You can find the track listing for the soundtrack on Amazon (where you can pre-order it if you are too eager to wait until Nov. 18), and the mix of contemporary hits, nostalgic classics, and indie stunners manages to hit almost as many emotions as a standard teenager is capable of feeling (which is to say, like, a zillion), and will make you feel like you're on that weird adolescent roller coaster of feels once again.

Every song seems like a perfect fit for the movie, but below are a few of The Edge of Seventeen soundtrack's emotion-driven highlights.

"Who I Thought You Were" — Santigold

Poppy and danceable but also communicating a very real sense of betrayal, this song (in addition to sounding like a lost track from Tegan and Sara's Heartthrob) is the perfect thing to put on a mix tape for your bestie when you want to passive-aggressively communicate that you're mad at them but also want the excuse of "no, I just thought it was catchy" in case you chicken out.

"Big Jet Plane" — Angus And Julia Stone

This song is deeply romantic but also has an undeniable tone of melancholy and longing, as if the beautiful romance it alludes to may never happen.
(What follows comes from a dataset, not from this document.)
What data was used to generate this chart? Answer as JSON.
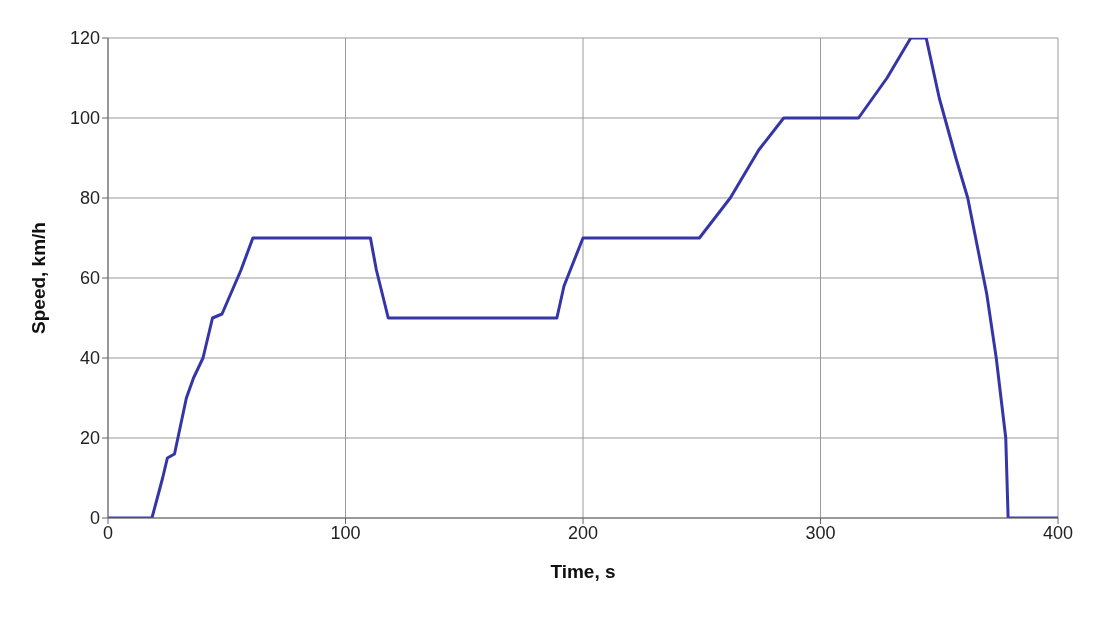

Great for pining.

"Bad Decisions" — Two Door Cinema Club

Deeply '80s-indebted and super invigorating, this song is good for soundtracking the rush of, yes, making some bad decisions that feel really good—or perhaps more likely as an awkward teen, dancing around your bedroom on Friday night wishing you were making those bad decisions.

"When They Fight, They Fight" — Generationals

Pure sunny celebration music, this 2009 song has the tambourine jangle and sweet psych-pop vibe of the California-cool sixties.
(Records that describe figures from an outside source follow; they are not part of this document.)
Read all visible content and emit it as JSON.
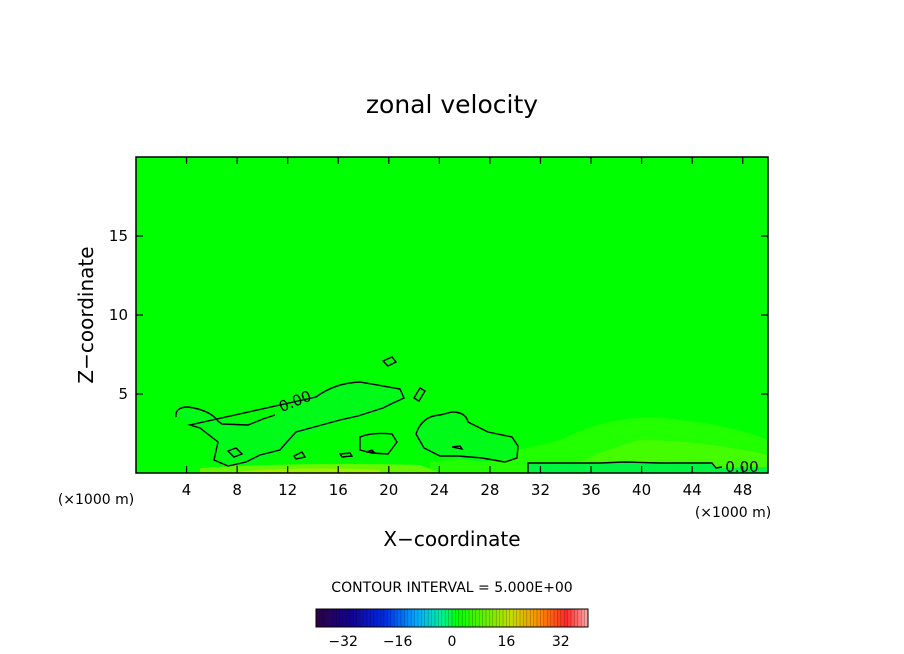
{
  "chart_data": {
    "type": "heatmap",
    "title": "zonal velocity",
    "xlabel": "X−coordinate",
    "ylabel": "Z−coordinate",
    "x_unit": "(×1000 m)",
    "x_unit_right": "(×1000 m)",
    "xlim": [
      0,
      50
    ],
    "ylim": [
      0,
      20
    ],
    "x_ticks": [
      4,
      8,
      12,
      16,
      20,
      24,
      28,
      32,
      36,
      40,
      44,
      48
    ],
    "x_tick_labels": [
      "4",
      "8",
      "12",
      "16",
      "20",
      "24",
      "28",
      "32",
      "36",
      "40",
      "44",
      "48"
    ],
    "y_ticks": [
      5,
      10,
      15
    ],
    "y_tick_labels": [
      "5",
      "10",
      "15"
    ],
    "contour_labels": [
      "0.00",
      "0.00"
    ],
    "contour_interval_text": "CONTOUR INTERVAL = 5.000E+00",
    "colorbar": {
      "range": [
        -40,
        40
      ],
      "ticks": [
        -32,
        -16,
        0,
        16,
        32
      ],
      "tick_labels": [
        "−32",
        "−16",
        "0",
        "16",
        "32"
      ]
    },
    "field_range_approx": [
      -4,
      4
    ],
    "colors": {
      "background_field": "#00ff00",
      "contour_line": "#000000"
    }
  }
}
"Somebody Else" — The 1975

So much angsty, groovy, synth-y heartbreak. Good for screaming in the shower while also sort of crying. Also good for wishfully thinking that someone else is singing it about you, even though you maybe just spilled the milk from your Fruit Loops on the bed and you've gotten like six new zits in the past four hours somehow. (The video is inexplicably over eight minutes long but skip to 3:10 for the start of music and Matt Healy's tearful distraught breakdown.)

"Save Me" — Aimee Mann

A perfect, classic acoustic sing-songwriter waterfall of feelings. Take a walk alone on a brisk, gray fall day and listen to this song and feel utterly foolish and strangely wise at the same time.

These songs are some of the standouts, but really every track on The Edge of Seventeen soundtrack is golden, and for better and worse, they'll make you feel just like a teenager again.